C'est la première fois qu'un élu indépendantiste kanak s'exprime au Parlement français. Mercredi 11 octobre, lors des questions au gouvernement, Robert Xowie, fraîchement élu au Sénat le 24 septembre, a interrogé le gouvernement sur l'avenir institutionnel de la Nouvelle-Calédonie, fustigeant le projet d'accord présenté par Gérald Darmanin, ministre de l'Intérieur et des Outre-mer, comme base de négociations entre l'État, les indépendantistes et les anti-indépendantistes.
"Que dit ce document ? D'abord, il abandonne toute trajectoire de décolonisation, a protesté le sénateur. Il vise ensuite à se substituer à l'accord de Nouméa, en lui faisant perdre sa valeur constitutionnelle. Il veut enfin ouvrir le périmètre du peuple calédonien aux arrivants ayant 10 ans de résidence." Pour les indépendantistes, cette première mouture, censée orienter les discussions, fait trop de concessions au camp anti-indépendantiste.
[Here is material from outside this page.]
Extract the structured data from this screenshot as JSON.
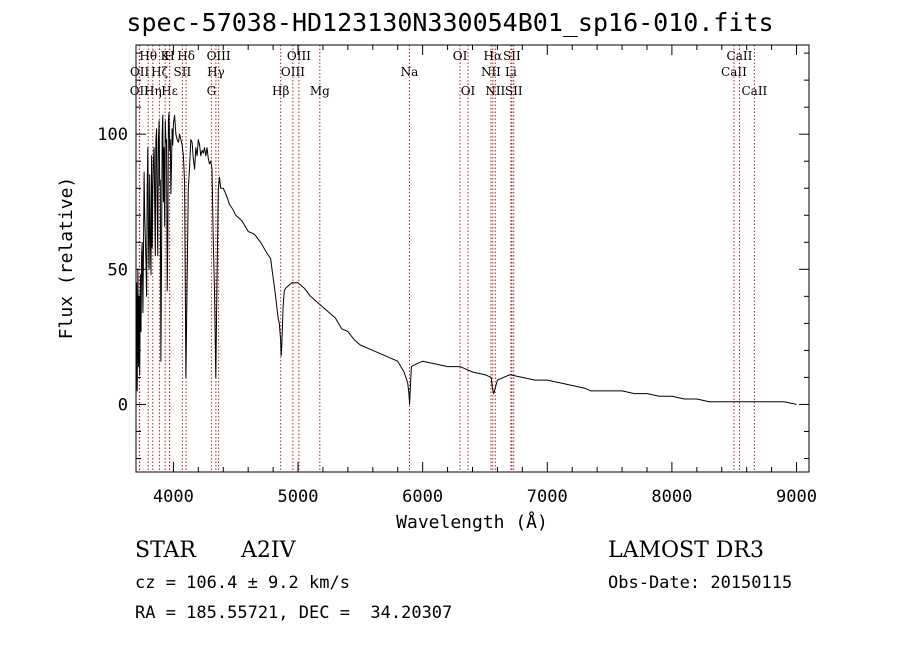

Alors que l'exécutif veut accélérer les négociations pour parvenir à un accord tripartite, l'Union calédonienne (UC), une composante indépendantiste du FLNKS, a annoncé boycotter les bilatérales (avec l'État) et trilatérales (avec les non-indépendantistes) au moins jusqu'au mois de novembre. Le parti doit se réunir en congrès du 9 au 12 novembre à Kwenyii, et décidera alors s'il retourne autour de la table des négociations.
"Le gouvernement compte-t-il passer en force ?"
Robert Xowie, membre de l'UC, a ainsi interrogé le gouvernement sur la posture qu'il adopterait si aucun accord n'était trouvé avec l'ensemble des parties : "Sans consensus, le gouvernement compte-t-il (...) passer en force [la] révision constitutionnelle (...) ?".
En réponse, la Première ministre Élisabeth Borne a assuré que l'objectif du gouvernement restait d'obtenir un accord entre les indépendantistes et les non-indépendantistes. "Au cours des derniers mois, le président de la République et le gouvernement se sont employés à créer les conditions d'un dialogue serein et constructif avec les indépendantistes et les non-indépendantistes", a-t-elle défendu, alors que le sénateur kanak a regretté "le manque d'impartialité" de l'État dans ces discussions.
La cheffe du gouvernement, qui a reçu avec Gérald Darmanin l'ensemble des délégations calédoniennes à Paris au début du mois de septembre, a critiqué sans la nommer l'attitude de l'Union calédonienne. "Le gouvernement souhaite parvenir à un accord d'ici la fin de l'année, a-t-elle martelé. Ceci suppose néanmoins que tous participent aux discussions, animés par la volonté d'aboutir."
Au terme des échanges [du mois de septembre à Paris], tous, non-indépendantistes comme indépendantistes, se sont engagés à poursuivre les discussions sur la base d'un projet d'accord que le ministre de l'Intérieur et des Outre-mer Gérald Darmanin vient de transmettre aux partis. Ce document est une base de travail. Il appartient aux partis de formuler leurs propositions concrètes.
Elisabeth Borne, Première ministre, au Sénat
Malgré le retrait de l'UC, le gouvernement compte bien suivre son calendrier pour permettre l'organisation des élections provinciales au cours de l'année 2024 avec un corps électoral modifié. Gérald Darmanin se rendra en Nouvelle-Calédonie à la fin du mois d'octobre pour poursuivre les discussions.
"Le moment venu, le gouvernement présentera un projet de révision constitutionnelle pour tirer les conséquences de l'accord trouvé, a ajouté la Première ministre. (...) Le projet d'accord sera soumis à l'approbation de la population calédonienne. Et une fois l'accord entré en vigueur, les élections provinciales seront organisées."